Linear Attention for Efficient Bidirectional Sequence Modeling
Arshia Afzal, Elias Abad Rocamora, Leyla Naz Candogan, Pol Puigdemont, Francesco Tonin, Yongtao Wu, Mahsa Shoaran, Volkan Cevher
TL;DR
This paper addresses the challenge of applying Linear Transformers to bidirectional sequence modeling by introducing LION, a unified framework that unifies full Linear Attention, bidirectional RNN, and chunkwise parallel forms under a single theory. It demonstrates how existing linear-transformer variants (e.g., Vanilla Linear Transformer, RetNet, Mamba-like models) can be mapped into LION with either diagonal or selective decay masks, and presents three instantiations—Lion-lit, Lion-d, and Lion-s—covering no-decay, fixed-decay, and selective-decay regimes. Through extensive experiments on ImageNet, C4 MLM, and Long Range Arena, LION variants achieve competitive or superior performance relative to softmax Transformers and prior SSMs, while delivering significantly faster training and more memory-efficient inference, especially in RNN form or chunked implementations.

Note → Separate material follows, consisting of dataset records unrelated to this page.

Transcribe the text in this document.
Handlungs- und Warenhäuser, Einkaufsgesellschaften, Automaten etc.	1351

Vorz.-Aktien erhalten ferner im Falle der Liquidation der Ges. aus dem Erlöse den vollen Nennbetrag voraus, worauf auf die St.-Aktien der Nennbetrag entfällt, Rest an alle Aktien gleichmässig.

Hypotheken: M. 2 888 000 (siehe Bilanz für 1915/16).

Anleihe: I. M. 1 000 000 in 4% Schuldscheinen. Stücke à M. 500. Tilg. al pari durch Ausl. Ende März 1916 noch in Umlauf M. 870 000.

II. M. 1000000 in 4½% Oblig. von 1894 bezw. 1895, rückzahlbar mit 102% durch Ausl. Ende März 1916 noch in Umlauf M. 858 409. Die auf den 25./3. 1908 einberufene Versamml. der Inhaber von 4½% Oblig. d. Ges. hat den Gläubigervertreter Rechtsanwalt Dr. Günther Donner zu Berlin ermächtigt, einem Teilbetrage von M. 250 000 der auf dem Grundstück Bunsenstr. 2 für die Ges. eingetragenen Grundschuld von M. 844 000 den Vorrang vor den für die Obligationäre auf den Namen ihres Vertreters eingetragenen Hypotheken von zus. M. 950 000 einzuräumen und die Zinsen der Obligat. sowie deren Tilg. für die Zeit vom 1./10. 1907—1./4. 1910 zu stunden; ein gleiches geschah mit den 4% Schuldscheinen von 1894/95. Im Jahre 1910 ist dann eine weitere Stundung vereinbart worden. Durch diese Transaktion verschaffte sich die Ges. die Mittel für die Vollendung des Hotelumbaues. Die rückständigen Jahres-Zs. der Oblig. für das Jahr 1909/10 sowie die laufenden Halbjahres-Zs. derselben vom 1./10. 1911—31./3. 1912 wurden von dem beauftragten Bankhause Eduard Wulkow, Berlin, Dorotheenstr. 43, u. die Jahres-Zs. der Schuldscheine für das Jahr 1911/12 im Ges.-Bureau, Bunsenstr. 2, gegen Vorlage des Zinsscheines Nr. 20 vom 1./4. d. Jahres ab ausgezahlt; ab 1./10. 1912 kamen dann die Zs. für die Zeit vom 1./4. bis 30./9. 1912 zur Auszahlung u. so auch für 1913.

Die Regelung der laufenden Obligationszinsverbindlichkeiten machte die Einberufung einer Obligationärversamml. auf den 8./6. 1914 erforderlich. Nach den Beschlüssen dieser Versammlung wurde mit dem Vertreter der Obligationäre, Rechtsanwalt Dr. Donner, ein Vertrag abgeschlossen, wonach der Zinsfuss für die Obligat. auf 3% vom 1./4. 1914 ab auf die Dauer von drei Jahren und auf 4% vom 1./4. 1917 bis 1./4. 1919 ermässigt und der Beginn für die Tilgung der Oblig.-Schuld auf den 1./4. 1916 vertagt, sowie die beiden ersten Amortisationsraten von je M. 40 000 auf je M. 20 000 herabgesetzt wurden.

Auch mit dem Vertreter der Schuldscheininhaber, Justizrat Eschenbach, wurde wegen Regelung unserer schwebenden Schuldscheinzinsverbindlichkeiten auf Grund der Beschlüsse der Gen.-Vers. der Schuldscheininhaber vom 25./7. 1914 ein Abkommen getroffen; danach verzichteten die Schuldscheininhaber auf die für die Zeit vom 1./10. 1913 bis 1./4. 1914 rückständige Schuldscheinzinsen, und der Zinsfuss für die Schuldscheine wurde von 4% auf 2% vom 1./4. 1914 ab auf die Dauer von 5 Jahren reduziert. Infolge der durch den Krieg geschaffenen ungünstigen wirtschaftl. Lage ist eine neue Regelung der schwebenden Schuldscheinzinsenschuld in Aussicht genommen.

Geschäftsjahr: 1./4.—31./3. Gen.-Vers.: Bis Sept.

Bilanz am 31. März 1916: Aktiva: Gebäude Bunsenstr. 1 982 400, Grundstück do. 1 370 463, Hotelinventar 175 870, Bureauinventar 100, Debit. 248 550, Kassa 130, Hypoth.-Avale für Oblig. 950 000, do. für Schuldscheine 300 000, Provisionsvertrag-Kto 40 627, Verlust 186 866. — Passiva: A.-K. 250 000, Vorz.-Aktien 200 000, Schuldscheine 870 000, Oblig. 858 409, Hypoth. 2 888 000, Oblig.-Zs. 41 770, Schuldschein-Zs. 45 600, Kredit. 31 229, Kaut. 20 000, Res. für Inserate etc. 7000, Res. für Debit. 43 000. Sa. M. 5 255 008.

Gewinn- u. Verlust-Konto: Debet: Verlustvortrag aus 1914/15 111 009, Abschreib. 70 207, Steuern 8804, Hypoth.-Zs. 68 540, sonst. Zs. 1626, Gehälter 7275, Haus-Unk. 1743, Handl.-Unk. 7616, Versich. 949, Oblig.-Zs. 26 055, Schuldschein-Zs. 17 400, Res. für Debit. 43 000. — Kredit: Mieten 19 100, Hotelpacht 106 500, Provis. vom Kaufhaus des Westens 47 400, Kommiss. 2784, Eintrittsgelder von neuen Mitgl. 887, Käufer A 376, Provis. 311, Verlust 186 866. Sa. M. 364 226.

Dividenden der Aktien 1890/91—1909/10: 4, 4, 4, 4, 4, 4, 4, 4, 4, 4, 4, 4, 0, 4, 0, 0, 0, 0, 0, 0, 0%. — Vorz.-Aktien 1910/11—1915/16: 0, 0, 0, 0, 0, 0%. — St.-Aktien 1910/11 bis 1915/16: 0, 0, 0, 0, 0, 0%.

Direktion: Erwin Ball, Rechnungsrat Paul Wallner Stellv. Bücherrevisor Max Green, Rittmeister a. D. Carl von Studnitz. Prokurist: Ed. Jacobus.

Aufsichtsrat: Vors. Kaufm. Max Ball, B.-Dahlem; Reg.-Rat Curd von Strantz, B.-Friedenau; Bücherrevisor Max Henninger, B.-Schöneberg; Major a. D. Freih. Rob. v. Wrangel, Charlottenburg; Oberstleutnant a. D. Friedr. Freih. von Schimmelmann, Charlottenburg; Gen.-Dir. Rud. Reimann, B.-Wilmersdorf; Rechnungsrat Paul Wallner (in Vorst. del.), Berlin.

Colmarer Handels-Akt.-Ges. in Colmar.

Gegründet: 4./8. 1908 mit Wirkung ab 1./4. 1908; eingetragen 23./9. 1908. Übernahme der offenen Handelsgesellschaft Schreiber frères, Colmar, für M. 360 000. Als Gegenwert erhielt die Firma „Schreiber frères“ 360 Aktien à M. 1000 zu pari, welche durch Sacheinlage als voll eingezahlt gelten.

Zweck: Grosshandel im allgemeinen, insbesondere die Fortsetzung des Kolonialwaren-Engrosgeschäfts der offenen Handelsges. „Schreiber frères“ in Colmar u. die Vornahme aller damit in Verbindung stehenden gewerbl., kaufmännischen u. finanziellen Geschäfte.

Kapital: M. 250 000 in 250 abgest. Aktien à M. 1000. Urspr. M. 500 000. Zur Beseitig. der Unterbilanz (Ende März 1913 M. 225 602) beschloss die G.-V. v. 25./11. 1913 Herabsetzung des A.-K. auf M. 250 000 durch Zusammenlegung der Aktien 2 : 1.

The framework enables flexible trade-offs between training speed and inference efficiency, and demonstrates practical mappings and ablations across diverse tasks, marking a substantial step toward scalable bidirectional Linear Transformers for both vision and language domains.
Abstract
Linear Transformers and State Space Models have emerged as efficient alternatives to softmax Transformers for causal sequence modeling, enabling parallel training via matrix multiplication and efficient RNN-style inference. However, despite their success in causal tasks, no unified framework exists for applying Linear Transformers to bidirectional sequence modeling. We introduce LION, the first framework to systematically extend Linear Transformers to the bidirectional setting. LION generalizes three core representations commonly used in the causal case - full Linear Attention , bidirectional RNN, and chunkwise parallel form - to the bidirectional setting. These forms are theoretically equivalent and enable models to exploit the strengths of each during training and inference. We prove that a broad class of Linear Transformers can be extended using LION and validate our framework via three core examples based on the choice of decay type: LION-LIT, the bidirectional extension of arXiv:2006.16236; LION-D, based on arXiv:2307.08621; and LION-S, a variant using selective decay arXiv:2103.02143, arXiv:2312.0075. Across standard bidirectional tasks, LION enables models to match or exceed the performance of softmax Transformers, while offering significantly faster training and more efficient inference than existing State Space Models.